THE METAMORPHOSIS OF THE ANNALES SCHOOL: THE NEW HISTORY – 2016-2

Part II. The History of Mentalities: the three paradigms “Structural”, “Quantitative” or “Serial” and “Integration”

Summary

Smbat Kh. Hovhannisyan

Key words – History of Mentalities, “History Without People”, Human-Centered History, “Structural”, “Serial” or “Quantitative” and “Integrative” History of Mentalities.

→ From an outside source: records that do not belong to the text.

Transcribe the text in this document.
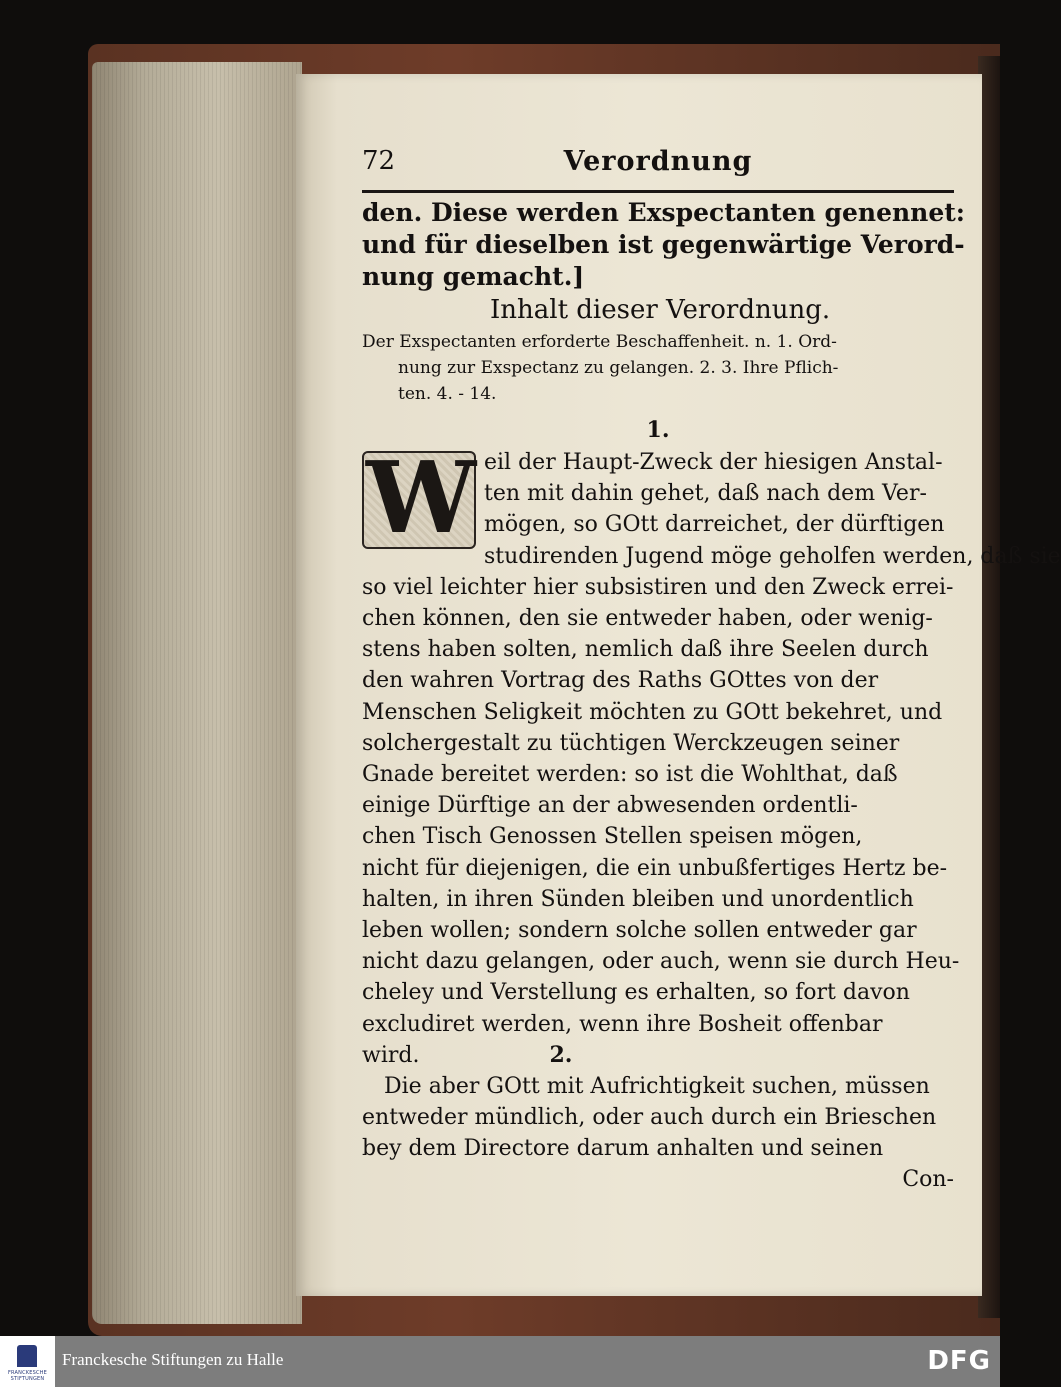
72	Verordnung

den. Diese werden Exspectanten genennet:
und für dieselben ist gegenwärtige Verord-
nung gemacht.]

Inhalt dieser Verordnung.

Der Exspectanten erforderte Beschaffenheit. n. 1. Ord-
nung zur Exspectanz zu gelangen. 2. 3. Ihre Pflich-
ten. 4. - 14.

1.
W eil der Haupt-Zweck der hiesigen Anstal-
ten mit dahin gehet, daß nach dem Ver-
mögen, so GOtt darreichet, der dürftigen
studirenden Jugend möge geholfen werden, daß sie
so viel leichter hier subsistiren und den Zweck errei-
chen können, den sie entweder haben, oder wenig-
stens haben solten, nemlich daß ihre Seelen durch
den wahren Vortrag des Raths GOttes von der
Menschen Seligkeit möchten zu GOtt bekehret, und
solchergestalt zu tüchtigen Werckzeugen seiner
Gnade bereitet werden: so ist die Wohlthat, daß
einige Dürftige an der abwesenden ordentli-
chen Tisch Genossen Stellen speisen mögen,
nicht für diejenigen, die ein unbußfertiges Hertz be-
halten, in ihren Sünden bleiben und unordentlich
leben wollen; sondern solche sollen entweder gar
nicht dazu gelangen, oder auch, wenn sie durch Heu-
cheley und Verstellung es erhalten, so fort davon
excludiret werden, wenn ihre Bosheit offenbar
wird.	2.

Die aber GOtt mit Aufrichtigkeit suchen, müssen
entweder mündlich, oder auch durch ein Brieschen
bey dem Directore darum anhalten und seinen

Con-

FRANCKESCHE STIFTUNGEN
Franckesche Stiftungen zu Halle	DFG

The article discusses history of mentalities – the new paradigm worked out by the third generation of Annales School. Already in 1960s, a research project was developed in history focused on sociology and ethnology, semiotics and linguistics. It was aimed at overcoming the opposition of the two approaches in history – “history without people” and “anthropocentric history” – present already in the days of F. Braudel. The desire to respond to the like challenges led to the reconsideration of the problems of determinism in Braudel’s historical conception. Scholars traced a serious danger that the “mental framework could form a jail for the long time dimension of history.”

This was assessed as a failure of Braudel’s theory and marked a very considerable intellectual shift: if the representatives of the third generation of Annales initially followed the concept History without people”, now they intended to restore the former Anthropocentric approach to history. Consequently, the third generation again activated the concept of history of mentalities.

In general, differences in understanding of mentality are classified in the article as follows: a. structural, b. serial or quantitative, d. integrative.